Wow!! The 10 year treasury is trading with a yield right now of 4.28%–who would have guessed that Fed yakkers who had worked hard to jawbone rates higher a few months ago are now talking in the opposite direction. Of course in the long term markets and supply and demand will determine where rates trade at – in the short term who knows. Yesterday we had no fewer than 5 Fed yakkers. Today we have a couple more.
Today we have a revision to last quarters GDP–I don’t think this will be a market mover–just a tweak to numbers already released.
I reviewed CD rates this morning–Fido still is offering 5.55% for a 1 year callable from JPM–but even 5.4% on 3 month issues. eTrade is showing a 5.65% callable from JPM with 5.4% on a 3 month. Still surprisingly solid rates. I will have quite a bunch of CDs maturing mid December so will have decisions to be made–if short term rates hold in the 5.2% or slightly above area I can see doing some 3 month issues, but no doubt I will be buying more preferreds and baby bonds. I have my eye on some buys now–additions to current holdings.

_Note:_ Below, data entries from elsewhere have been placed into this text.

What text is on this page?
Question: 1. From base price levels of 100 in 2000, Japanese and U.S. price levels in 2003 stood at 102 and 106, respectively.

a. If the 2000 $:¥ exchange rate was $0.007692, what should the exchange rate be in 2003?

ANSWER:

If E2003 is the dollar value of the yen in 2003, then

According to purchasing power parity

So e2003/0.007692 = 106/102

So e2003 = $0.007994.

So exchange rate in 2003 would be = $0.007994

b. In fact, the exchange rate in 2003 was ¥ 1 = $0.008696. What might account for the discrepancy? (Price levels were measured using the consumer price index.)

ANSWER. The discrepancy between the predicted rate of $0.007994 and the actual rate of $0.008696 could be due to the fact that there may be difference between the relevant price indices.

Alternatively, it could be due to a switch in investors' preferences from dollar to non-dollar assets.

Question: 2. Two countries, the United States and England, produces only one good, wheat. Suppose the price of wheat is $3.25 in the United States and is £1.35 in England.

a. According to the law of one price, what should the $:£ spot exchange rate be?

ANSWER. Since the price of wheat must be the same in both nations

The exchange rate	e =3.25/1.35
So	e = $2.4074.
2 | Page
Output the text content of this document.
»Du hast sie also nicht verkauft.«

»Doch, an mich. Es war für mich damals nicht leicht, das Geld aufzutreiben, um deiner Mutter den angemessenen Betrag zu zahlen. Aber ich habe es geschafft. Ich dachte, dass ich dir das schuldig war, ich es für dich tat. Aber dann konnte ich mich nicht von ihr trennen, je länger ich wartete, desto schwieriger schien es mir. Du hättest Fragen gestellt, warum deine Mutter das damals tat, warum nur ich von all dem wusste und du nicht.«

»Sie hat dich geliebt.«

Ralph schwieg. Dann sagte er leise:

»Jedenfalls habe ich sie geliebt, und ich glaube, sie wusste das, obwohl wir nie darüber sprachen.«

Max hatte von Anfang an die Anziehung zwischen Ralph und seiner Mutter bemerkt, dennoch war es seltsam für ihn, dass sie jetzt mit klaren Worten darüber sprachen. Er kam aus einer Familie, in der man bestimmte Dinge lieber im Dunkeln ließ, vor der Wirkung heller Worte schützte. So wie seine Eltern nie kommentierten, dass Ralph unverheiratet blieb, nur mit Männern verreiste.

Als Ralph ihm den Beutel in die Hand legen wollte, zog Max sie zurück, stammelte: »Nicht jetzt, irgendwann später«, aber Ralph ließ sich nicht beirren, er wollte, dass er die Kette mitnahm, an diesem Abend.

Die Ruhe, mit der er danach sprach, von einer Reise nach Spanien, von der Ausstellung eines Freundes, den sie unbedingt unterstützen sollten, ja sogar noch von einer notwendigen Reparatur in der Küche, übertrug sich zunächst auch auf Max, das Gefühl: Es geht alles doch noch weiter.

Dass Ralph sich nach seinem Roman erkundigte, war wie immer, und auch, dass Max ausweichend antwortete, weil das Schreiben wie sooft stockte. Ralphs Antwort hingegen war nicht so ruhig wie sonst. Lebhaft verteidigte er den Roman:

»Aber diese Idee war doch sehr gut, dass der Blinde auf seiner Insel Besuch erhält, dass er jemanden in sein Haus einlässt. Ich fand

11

Even the Tri-Continental issues I highlighted has the potential for over a 10% total return in the next year–lots of good targets out there yet.
Well it looks like we will have a little party in equities with the S&P500 up almost 1/2% premarket. Fed official Loretta Mester speaks at 12.45 p.m. (central)–maybe her hawkish tone will bring things down–or maybe she will reverse directions and jump on the dovish bandwagon–who knows?